Person:Jaques Cortelyou (5)

Jaques Cortelyou
b.Abt 1590 France
m. 14 Apr 1612
  1. Abraham Cortelyou1612 -
  2. Judith CortelyouAft 1612 - 1684
  3. Jeanne CortelyouAft 1612 -
  4. Janneken CortelyouAft 1612 -
  5. Jacques CortelyouAbt 1625 - Bef 1693
Facts and Events
Name[1] Jaques Cortelyou
Alt Name[1] _____ Corteljou
Gender Male
Birth[1] Abt 1590 Francelikely
Marriage 14 Apr 1612 Utrecht, Utrecht, Netherlandsto Elsken Hendricks
Death? 31 May 1653 Utrecht, Utrecht, Netherlands
Alt Death[1] Bet 1652 and 1663
References
  1. 1.0 1.1 1.2 1.3 Cortelyou, John Van Zandt. The Cortelyou Genealogy: A Record of Jaques Corteljou and of many of his Descendants. (Lincoln, Nebraska: Brown Printing Service, 1942)
    10-11.

    ...a careful search of the baptismal, marriage and death books of the lists of persons moving into the town, and of other records of the city and of the Dutch Reformed Church of (old) Utrecht, produced no trace of the name Corteljou. Only one other source remained. There were in Utrecht, as in other Dutch cities, a number of French Protestant refugees who had fled from persecution in the Catholic provinces now comprised of Belgium and France. These Walloons, as they were called, had their own church. This congregation still survives in Utrecht. In the records of this Walloon church are eight references to the name Corteljou (Cortelyou). These are not complete, but in default of evidence to the contrary, a family can be inferred, to which it is more than probable that Jaques Corteljou belonged. These entries, translated from the Walloon records, copies of which are kept in the City Archives of Utrecht, are as follows:

    • 1612, April 14. Married, Jacques Cortillon and Elsken Hendricks.
    • 1612, Dec. 13. Baptised, Abraham Courtillon, son of Jacques Courtillon.
    • 1636, June 6, Married, Jerosme Bastairoux, native of Castelnau de Magnac, soldier under Mr. Estrade and Jeanne Courtailleau.
    • 1637, Feb. 5. Married, at the request of the Flemish Brethren, Guilleaume Benet and Jenneken Courtaillot.
    • 1640, May 25. Married, Blaise Paillot and Judith Courtailot.
    • 1663, May 3. Married, Pierre Courtillie, young man of Utrecht and Jeanne Grenier, young woman of Ardensburg.
    • 1663, Dec. 7. Died, Elsje Henricx, widow of Jacques Courtaillijo, in the Teelingstraat, leaving mature children. Buried in St. Nicholas Church.
    • 1684, Nov. 9. Died, Judith Courteleau, wife of Blaysius Pailhot.
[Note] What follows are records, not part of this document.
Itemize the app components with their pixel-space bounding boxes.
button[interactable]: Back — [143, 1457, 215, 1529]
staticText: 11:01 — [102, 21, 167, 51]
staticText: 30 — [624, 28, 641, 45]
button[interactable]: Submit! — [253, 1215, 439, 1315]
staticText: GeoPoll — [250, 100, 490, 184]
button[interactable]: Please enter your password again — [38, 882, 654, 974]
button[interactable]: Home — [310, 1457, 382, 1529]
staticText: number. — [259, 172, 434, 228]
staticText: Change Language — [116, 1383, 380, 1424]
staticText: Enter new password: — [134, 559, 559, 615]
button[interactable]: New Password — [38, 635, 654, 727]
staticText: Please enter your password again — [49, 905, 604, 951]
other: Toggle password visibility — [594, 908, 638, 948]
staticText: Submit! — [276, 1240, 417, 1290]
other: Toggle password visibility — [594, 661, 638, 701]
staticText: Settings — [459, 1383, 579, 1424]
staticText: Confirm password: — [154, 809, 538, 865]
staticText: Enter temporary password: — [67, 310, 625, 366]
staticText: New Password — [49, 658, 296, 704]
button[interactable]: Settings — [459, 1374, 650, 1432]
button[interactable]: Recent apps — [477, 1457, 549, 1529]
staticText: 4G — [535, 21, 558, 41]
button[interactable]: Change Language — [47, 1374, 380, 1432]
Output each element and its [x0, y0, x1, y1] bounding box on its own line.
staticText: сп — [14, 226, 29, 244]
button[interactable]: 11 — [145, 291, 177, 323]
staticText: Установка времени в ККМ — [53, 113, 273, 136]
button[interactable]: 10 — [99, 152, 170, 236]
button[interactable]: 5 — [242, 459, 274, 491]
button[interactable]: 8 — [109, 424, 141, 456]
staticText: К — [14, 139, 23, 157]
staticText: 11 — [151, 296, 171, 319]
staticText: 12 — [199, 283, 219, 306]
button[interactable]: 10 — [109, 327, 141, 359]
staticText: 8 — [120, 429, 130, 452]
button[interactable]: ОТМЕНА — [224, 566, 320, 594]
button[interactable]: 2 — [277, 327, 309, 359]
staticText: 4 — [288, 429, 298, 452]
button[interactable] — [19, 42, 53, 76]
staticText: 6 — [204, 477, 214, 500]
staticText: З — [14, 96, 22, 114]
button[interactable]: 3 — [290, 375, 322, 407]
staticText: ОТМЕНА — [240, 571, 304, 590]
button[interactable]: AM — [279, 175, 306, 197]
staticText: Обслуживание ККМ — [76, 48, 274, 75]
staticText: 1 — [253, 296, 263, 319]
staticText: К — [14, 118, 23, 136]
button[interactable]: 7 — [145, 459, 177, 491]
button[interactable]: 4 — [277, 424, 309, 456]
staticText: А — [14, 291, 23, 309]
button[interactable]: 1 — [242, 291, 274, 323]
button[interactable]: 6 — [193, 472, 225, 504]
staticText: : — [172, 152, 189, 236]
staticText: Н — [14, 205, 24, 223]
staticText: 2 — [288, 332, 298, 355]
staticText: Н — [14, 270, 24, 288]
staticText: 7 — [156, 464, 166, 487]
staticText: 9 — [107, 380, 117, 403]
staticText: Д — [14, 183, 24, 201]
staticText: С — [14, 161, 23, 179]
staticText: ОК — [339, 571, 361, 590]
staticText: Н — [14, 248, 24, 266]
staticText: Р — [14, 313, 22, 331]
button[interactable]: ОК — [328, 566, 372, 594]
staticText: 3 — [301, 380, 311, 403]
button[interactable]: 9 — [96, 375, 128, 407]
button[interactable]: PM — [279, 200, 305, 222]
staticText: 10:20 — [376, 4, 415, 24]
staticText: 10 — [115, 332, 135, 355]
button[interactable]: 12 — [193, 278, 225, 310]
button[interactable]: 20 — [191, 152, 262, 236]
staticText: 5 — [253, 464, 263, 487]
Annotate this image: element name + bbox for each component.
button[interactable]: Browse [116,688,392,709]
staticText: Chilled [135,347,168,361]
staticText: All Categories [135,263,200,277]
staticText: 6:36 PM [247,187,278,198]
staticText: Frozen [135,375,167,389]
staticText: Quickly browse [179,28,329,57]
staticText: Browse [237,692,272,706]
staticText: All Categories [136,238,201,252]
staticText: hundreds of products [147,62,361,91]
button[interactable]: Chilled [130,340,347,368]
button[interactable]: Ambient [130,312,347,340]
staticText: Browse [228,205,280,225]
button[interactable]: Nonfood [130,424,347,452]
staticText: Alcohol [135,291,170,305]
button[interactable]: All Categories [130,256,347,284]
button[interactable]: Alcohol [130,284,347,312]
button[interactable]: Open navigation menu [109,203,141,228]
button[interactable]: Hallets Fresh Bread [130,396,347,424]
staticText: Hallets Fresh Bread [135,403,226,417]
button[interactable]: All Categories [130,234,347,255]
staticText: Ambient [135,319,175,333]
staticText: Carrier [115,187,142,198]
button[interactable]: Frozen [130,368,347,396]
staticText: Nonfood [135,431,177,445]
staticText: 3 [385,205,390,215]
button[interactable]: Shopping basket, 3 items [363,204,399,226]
    The variations in spelling are not unusual for records of that period. We, therefore, assume that Jaques Corteljou, a Walloon, was in Utrecht soon after the year 1600. In April 1612 he married Elsken (or Elsie) Hendricks. In December of the same year their first child was baptised Abraham. Three daughters – Jeanne, Jenneken, and Judith – grew to womanhood and married young Frenchmen in Utrecht. It was probably about 1625 that the second son, Jaques, was born. He was named Jaques (Jacques) after his father, the almost invariable custom with second sons; the first son was usually named after his paternal grandfather. Soon after marriage of his three sisters, Jaques attended the University in his home city, where we find him in the enrollment of 1643. Cornelis can Werkhoven took his two sons and their tutor, Jaques Corteljou, to America in 1652. Jaques’ father, the elder Jaques, may also have been living in 1652, but he certainly died before 1663, when his widow, Elsken Hendricks, was laid to rest in St. Nicholas Church, still standing at last reports a few blocks from her home in Teeling Street, in Utrecht. Nothing, aside from his baptism, is known of Abraham, unless he grew to manhood and became the father of Pierre, who was married in May 1663. The fact that Elsken Hendricks is stated to have left “mature children” when she died in 1663, gives support to whole hypothesis.

    The fragmentary nature of these Utrecht records is not surprising. Many cities have no records at all for such and early date. Moreover, after the Walloon families had been in Holland for some years, they often drifted in to the Dutch churches, some of whose records have disappeared. There was a Jacques Courtilion, handle-maker, with his wife, Marie Babesorre, and several children, in the Walloon church in Amsterdam in 1693. Aside from the name, there is nothing to suggest a connection with the Cortelyou’s of Utrecht.

    While this solution of the origin of the Cortelyou family is not conclusive, it is in harmony with all the known facts. It explains their French extraction, with Holland merely a stopping place on their way to America. And this, in turn, shows why the name is not found in Holland today.